Teacher shortage is a real problem
GLADSTONE teachers may be asked to back a campaign to ensure they have adequate and affordable places to live as the region struggles under the industrial boom.
Queensland Teachers' Union central Queensland organiser Barry Thomson said he would canvass teachers about the possibility of running a campaign in the near future for affordable accommodation.
Mr Thomson said during his visit to Gladstone last week he was told by some teachers they were seeking transfers because they could not afford to remain in Gladstone.
The Department of Education has confirmed there were teaching vacancies in schools brought about by the lack of accommodation for teachers, although it said the students were not missing out by the teacher shortage.
"This is developing into quite a concern among teachers and the union," Mr Thomson said.

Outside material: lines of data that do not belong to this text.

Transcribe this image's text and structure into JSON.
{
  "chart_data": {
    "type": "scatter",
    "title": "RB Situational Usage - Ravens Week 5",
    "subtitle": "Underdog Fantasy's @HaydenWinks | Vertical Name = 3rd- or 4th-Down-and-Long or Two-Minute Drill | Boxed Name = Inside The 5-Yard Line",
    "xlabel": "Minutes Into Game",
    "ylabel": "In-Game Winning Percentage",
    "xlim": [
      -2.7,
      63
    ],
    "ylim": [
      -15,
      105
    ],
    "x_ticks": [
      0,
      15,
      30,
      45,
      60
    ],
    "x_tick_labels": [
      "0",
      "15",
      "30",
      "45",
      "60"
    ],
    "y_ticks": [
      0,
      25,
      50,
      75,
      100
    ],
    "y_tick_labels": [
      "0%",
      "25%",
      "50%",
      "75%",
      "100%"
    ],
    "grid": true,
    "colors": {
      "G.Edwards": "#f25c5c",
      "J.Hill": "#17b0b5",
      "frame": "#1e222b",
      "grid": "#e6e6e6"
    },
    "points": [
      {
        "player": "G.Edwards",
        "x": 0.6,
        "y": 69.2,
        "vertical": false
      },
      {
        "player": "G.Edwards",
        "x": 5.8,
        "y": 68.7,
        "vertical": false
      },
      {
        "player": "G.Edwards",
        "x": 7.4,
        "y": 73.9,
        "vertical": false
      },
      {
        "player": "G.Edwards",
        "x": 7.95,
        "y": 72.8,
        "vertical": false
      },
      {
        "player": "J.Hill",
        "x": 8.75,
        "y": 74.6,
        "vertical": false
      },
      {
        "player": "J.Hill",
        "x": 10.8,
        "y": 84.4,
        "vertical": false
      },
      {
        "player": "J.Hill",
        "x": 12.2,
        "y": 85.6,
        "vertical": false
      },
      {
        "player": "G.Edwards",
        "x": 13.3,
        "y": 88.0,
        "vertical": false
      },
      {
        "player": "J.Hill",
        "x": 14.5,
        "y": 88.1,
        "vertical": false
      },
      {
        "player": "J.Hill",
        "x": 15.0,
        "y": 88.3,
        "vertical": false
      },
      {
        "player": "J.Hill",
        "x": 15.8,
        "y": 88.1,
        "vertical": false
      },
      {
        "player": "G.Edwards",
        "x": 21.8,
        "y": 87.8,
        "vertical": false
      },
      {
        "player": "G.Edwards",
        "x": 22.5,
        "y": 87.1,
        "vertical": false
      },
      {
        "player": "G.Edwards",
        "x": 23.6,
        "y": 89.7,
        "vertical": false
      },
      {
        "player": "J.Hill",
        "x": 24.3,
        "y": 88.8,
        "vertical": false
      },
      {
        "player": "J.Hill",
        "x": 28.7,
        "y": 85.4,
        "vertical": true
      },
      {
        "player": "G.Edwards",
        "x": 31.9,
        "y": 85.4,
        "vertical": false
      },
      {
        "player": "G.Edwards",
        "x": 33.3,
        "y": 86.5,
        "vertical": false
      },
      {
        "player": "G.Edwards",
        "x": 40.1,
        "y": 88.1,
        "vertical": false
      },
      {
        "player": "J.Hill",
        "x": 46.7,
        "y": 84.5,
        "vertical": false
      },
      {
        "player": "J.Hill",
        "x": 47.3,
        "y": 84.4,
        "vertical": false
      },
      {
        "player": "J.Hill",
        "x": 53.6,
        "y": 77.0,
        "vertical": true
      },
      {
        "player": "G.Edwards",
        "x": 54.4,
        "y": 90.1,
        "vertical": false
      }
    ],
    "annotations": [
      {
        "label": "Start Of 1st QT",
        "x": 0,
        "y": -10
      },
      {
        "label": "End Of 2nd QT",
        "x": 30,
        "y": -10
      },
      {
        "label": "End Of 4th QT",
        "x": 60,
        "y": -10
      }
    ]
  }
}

"The rents are going up and the teachers, particularly young teachers on a low wage, or teachers who were the sole income earners for their families."
He said other teachers had to travel long distances to and from school to be able to afford their accommodation.
Last month the department's regional director for Central Queensland, Wayne Butler, said Gladstone had a variety of teacher accommodation, financial incentives and other benefits available for eligible teachers.
He said no specific schools were experiencing teacher shortages.
Mr Thomson said it was true there was a variety of accommodation available, "but it's just not enough".
He said while it was possible that at this stage no schools had teacher shortages, increasing rents would put continued pressure on teachers to transfer to schools where accommodation was more affordable.